4 out of 5 stars
Films made for television are widely discounted as inferior, often assumed that with heightened censorship comes childish derivatives or tawdry feel-goods. Yet Mick Jackson’s bleak apocalypse film, ‘Threads,’ was aired September 23, 1984 to an unknowing Britain, simultaneously shocking and depressing an entire country. In many ways, ‘Threads,’ can be seen as England’s response to the disaster craze, most notably the nuclear holocaust sub-genre, with films like ‘The Day After,’ or ‘Testament’. But where many of these other films depict the struggles of post-apocalyptic survival, ‘Threads,’ obliterates even the most meager hopes for its characters, plunging viewers into a hellish realm of eternal despair. Written by Barry Hines, who seems to have a slight proclivity towards both aviculture and the hopeless, was also behind the British classic, ‘Kes’ (1969). Jackson’s ‘Threads,’ is the dreary, toxic wind-swept, and soot stained paradigm for effective feature television, didactic, yet haunting, infecting audiences with disturbing imagery like radioactive fallout, long after the credits roll.

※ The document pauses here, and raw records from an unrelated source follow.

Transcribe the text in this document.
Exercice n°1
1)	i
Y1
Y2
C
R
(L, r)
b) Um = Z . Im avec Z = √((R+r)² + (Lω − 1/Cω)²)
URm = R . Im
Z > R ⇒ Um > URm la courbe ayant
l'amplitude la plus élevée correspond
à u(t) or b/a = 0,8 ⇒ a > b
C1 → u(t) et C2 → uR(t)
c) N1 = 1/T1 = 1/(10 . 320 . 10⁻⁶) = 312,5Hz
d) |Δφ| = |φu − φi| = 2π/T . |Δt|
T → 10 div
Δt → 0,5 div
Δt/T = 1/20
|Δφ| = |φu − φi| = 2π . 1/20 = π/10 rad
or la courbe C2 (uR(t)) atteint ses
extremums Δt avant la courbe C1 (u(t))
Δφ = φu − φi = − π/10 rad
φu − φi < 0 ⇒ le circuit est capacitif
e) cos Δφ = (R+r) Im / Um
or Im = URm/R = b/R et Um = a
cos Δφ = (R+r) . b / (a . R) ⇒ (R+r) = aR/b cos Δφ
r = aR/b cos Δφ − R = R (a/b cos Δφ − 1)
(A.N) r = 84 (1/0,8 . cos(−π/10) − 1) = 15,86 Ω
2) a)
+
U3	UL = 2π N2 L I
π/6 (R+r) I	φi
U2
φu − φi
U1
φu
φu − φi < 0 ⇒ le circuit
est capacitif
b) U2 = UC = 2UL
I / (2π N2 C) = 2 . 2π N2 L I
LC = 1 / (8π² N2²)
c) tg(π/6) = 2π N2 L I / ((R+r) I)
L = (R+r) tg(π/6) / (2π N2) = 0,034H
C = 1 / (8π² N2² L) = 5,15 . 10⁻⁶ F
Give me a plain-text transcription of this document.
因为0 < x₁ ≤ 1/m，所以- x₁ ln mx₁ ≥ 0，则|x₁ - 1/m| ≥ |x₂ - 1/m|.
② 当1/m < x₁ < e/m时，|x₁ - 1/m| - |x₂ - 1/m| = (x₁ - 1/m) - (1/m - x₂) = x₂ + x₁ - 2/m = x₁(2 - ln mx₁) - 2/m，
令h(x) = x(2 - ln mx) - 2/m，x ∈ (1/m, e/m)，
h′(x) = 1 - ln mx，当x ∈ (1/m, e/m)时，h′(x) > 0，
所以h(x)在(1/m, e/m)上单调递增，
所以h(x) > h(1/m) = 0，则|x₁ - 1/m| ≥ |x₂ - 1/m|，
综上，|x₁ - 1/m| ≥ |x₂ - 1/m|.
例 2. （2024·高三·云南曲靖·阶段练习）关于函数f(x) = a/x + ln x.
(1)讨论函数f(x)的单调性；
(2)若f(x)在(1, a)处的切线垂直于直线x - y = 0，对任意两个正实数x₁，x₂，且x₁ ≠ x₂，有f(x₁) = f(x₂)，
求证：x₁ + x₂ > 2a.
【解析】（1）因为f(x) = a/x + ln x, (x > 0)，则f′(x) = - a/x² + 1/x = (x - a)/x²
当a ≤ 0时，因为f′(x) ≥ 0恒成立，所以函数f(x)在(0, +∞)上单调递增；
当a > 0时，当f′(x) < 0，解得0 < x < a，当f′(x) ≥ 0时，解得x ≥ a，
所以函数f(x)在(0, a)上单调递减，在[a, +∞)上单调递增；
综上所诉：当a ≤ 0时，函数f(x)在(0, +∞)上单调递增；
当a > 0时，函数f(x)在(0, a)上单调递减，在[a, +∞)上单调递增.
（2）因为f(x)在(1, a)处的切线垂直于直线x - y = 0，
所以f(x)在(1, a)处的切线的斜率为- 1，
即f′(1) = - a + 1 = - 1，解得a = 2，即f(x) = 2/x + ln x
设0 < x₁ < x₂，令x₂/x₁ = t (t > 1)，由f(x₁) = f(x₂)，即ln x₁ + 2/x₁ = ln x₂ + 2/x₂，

‘Threads,’ is most successful in its accurate depiction of nuclear war’s effects on a sampling of Sheffield’s bourgeois, most too wrapped up in their daily frivolities to consider the possibility of bomb-fall, its complete and total annihilation. What begins as kitchen-sink neo-realism, not uncommon for British film of that time, quickly becomes a horrid account of groveling survival, continually prodding the audience, asking what would be the point, to survive in a ruinous, diseased wasteland. ‘Threads,’ is structured similar to a documentary, with an opening shot of a spider spinning its web to a voiceover that acts as a preface, binding the film’s title to its content. Appearing almost like a nature documentary initially, ‘Threads,’ soon begins the tortured tale of Sheffield and several of its unfortunate inhabitants.